A new in-the-wild campaign by the Silver Fox APT is rubbing salt into the persistent wound of Windows driver security: attackers are using a Microsoft-signed but functionally vulnerable kernel driver to terminate protected security processes and install the ValleyRAT backdoor on fully updated systems. The driver, amsdk.sys (WatchDog Antimalware v1.0.600), was not listed in any public vulnerable driver blocklist when Check Point Research discovered the attacks in late May 2025, giving the campaign a free pass onto Windows 10 and 11 machines.

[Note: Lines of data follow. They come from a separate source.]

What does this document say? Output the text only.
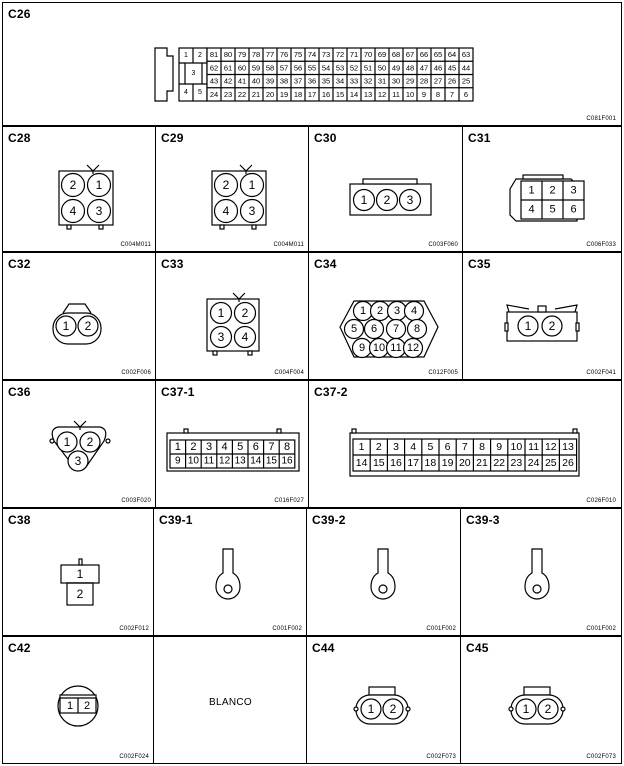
C26
1 2
3
4 5
81 80 79 78 77 76 75 74 73 72 71 70 69 68 67 66 65 64 63
62 61 60 59 58 57 56 55 54 53 52 51 50 49 48 47 46 45 44
43 42 41 40 39 38 37 36 35 34 33 32 31 30 29 28 27 26 25
24 23 22 21 20 19 18 17 16 15 14 13 12 11 10 9 8 7 6
C081F001
C28
2 1
4 3
C004M011
C29
2 1
4 3
C004M011
C30
1 2 3
C003F060
C31
1 2 3
4 5 6
C006F033
C32
1 2
C002F006
C33
1 2
3 4
C004F004
C34
1 2 3 4
5 6 7 8
9 10 11 12
C012F005
C35
1 2
C002F041
C36
1 2
3
C003F020
C37-1
1 2 3 4 5 6 7 8
9 10 11 12 13 14 15 16
C016F027
C37-2
1 2 3 4 5 6 7 8 9 10 11 12 13
14 15 16 17 18 19 20 21 22 23 24 25 26
C026F010
C38
1
2
C002F012
C39-1
C001F002
C39-2
C001F002
C39-3
C001F002
C42
1 2
C002F024
BLANCO
C44
1 2
C002F073
C45
1 2
C002F073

Instead of a zero-day exploit, Silver Fox relied on the old-fashioned Bring Your Own Vulnerable Driver (BYOVD) technique, but with a twist: they bundled two Zemana SDK‑derived drivers into a single self-contained loader, selecting the right one for the target OS. For modern Windows hosts, they deployed the previously unclassified amsdk.sys; for older versions, they fell back on the long‑known vulnerable ZAM.exe. The loader then registers itself with the driver via a custom IOCTL and immediately uses another IOCTL to kill any process in its hardcoded list of 192 security products—including processes running as Protected Process Light (PP/PPL) that Windows ordinarily shields from termination.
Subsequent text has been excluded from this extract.